I’ve noticed that certain PyTorch functions run slower when I make calls to `scipy.linalg.solve_triangular`

.

I have managed to reproduce this issue with the following script:

```
import time
import numpy as np
import torch
import scipy.linalg
def torch_fn(input_size):
with torch.no_grad():
a = torch.randn(input_size, 4, 4, dtype=torch.float64)
b = torch.randn(input_size, 4, 5, dtype=torch.float64)
begin = time.perf_counter()
c = torch.bmm(a, b)
return time.perf_counter() - begin
def scipy_fn(input_size):
a = np.asarray([[1, 0], [1, 1]], dtype=np.float64)
b = np.random.randn(input_size, 2).astype(np.float64)
begin = time.perf_counter()
c = scipy.linalg.solve_triangular(a, b.T, lower=True).T
return time.perf_counter() - begin
def avg_time(torch_input_size, scipy_input_size):
tot = 0
for _ in range(100):
tot += torch_fn(torch_input_size)
if scipy_input_size > 0:
scipy_fn(scipy_input_size)
return tot / 100
if __name__ == '__main__':
print(avg_time(5, 0))
print(avg_time(5, 3))
print(avg_time(5, 75))
print(avg_time(30, 0))
print(avg_time(30, 3))
print(avg_time(30, 75))
```

The output I get is

```
0.0002978778630495071
8.901087567210197e-06
0.006054648053832352
0.0008917823247611523
8.631939999759198e-06
0.004081738111563027
```

So it seems like making a `scipy.linalg.solve_triangular`

call with sufficiently large inputs results in `torch.bmm`

running much slower.
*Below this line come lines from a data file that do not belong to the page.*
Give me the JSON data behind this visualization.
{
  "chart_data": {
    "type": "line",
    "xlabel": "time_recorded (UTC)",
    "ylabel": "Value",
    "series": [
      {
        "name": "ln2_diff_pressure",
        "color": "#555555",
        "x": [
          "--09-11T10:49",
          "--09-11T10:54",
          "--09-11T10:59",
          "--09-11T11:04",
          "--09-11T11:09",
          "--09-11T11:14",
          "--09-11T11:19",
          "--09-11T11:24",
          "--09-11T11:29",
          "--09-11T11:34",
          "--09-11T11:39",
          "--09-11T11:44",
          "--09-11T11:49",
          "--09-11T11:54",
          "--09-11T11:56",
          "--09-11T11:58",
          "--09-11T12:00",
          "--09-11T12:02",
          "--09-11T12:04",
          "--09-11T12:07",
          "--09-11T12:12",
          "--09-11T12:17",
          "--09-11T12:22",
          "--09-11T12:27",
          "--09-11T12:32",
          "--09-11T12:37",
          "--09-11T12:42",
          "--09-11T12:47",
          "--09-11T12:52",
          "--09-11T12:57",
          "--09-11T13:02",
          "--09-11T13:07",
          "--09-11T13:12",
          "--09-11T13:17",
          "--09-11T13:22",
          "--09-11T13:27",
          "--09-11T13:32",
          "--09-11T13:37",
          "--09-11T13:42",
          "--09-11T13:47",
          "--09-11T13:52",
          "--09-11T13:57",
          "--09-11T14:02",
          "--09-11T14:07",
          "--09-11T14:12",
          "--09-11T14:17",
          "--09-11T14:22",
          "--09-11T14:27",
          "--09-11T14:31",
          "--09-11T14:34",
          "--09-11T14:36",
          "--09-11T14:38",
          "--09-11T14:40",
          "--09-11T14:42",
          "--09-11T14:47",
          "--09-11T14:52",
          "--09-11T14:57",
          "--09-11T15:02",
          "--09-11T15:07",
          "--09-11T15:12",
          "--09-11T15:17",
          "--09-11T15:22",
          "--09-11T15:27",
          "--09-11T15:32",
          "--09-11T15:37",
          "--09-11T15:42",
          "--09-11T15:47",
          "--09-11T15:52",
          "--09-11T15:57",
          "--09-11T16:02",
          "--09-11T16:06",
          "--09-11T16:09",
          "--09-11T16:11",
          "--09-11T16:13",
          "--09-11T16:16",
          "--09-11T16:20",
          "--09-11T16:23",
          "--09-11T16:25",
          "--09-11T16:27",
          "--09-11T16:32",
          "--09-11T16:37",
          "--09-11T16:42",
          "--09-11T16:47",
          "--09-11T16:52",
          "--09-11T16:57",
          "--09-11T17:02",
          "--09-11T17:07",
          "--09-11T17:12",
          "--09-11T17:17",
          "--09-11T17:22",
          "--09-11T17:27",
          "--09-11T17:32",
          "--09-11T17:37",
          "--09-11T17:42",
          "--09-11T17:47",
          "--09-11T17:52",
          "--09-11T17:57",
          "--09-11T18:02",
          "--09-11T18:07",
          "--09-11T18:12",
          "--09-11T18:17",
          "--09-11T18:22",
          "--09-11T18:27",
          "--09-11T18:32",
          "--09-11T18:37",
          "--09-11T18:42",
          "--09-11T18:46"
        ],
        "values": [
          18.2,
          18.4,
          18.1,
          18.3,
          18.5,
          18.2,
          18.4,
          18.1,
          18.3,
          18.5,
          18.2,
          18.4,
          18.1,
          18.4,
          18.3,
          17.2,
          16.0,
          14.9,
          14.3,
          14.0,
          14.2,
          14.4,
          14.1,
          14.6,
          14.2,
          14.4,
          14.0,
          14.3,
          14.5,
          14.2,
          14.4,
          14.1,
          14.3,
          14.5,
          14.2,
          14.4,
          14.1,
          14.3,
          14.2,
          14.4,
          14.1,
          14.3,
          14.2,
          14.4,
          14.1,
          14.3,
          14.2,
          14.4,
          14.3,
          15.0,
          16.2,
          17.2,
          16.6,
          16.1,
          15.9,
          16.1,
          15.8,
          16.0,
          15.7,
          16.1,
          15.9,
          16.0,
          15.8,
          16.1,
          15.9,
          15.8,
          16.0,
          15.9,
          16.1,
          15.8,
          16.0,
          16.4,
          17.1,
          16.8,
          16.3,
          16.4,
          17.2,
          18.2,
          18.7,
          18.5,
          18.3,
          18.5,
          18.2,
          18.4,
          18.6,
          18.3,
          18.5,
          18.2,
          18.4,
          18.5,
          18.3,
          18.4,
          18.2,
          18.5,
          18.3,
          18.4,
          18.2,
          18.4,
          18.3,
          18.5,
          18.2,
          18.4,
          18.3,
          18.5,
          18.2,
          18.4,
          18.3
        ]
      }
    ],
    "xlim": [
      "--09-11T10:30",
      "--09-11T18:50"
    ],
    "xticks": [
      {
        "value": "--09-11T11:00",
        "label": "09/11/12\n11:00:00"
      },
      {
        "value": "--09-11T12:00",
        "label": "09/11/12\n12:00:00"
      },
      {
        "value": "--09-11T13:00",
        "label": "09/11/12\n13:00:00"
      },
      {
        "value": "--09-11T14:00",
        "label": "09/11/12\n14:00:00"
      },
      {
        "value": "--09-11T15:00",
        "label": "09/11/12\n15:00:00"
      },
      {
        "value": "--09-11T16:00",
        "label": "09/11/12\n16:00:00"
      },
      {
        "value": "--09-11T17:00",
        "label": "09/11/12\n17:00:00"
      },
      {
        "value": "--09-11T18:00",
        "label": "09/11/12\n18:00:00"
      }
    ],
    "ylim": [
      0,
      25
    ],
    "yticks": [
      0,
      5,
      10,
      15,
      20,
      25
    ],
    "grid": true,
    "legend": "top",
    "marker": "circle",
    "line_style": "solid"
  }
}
The runtime difference may not seem too significant, but in our codebase, we call other torch functions and we observe much larger differences (e.g. 30ms vs. < 0.5ms if we call/do not call scipy).

I suspect the issue may have to do with the underlying linear algebra library that scipy calls (in the above case, the `trtrs`

function in lapack/blas). Beyond this, I can’t explain why this runtime discrepancy occurs.

I’m wondering if someone might have an explanation for this?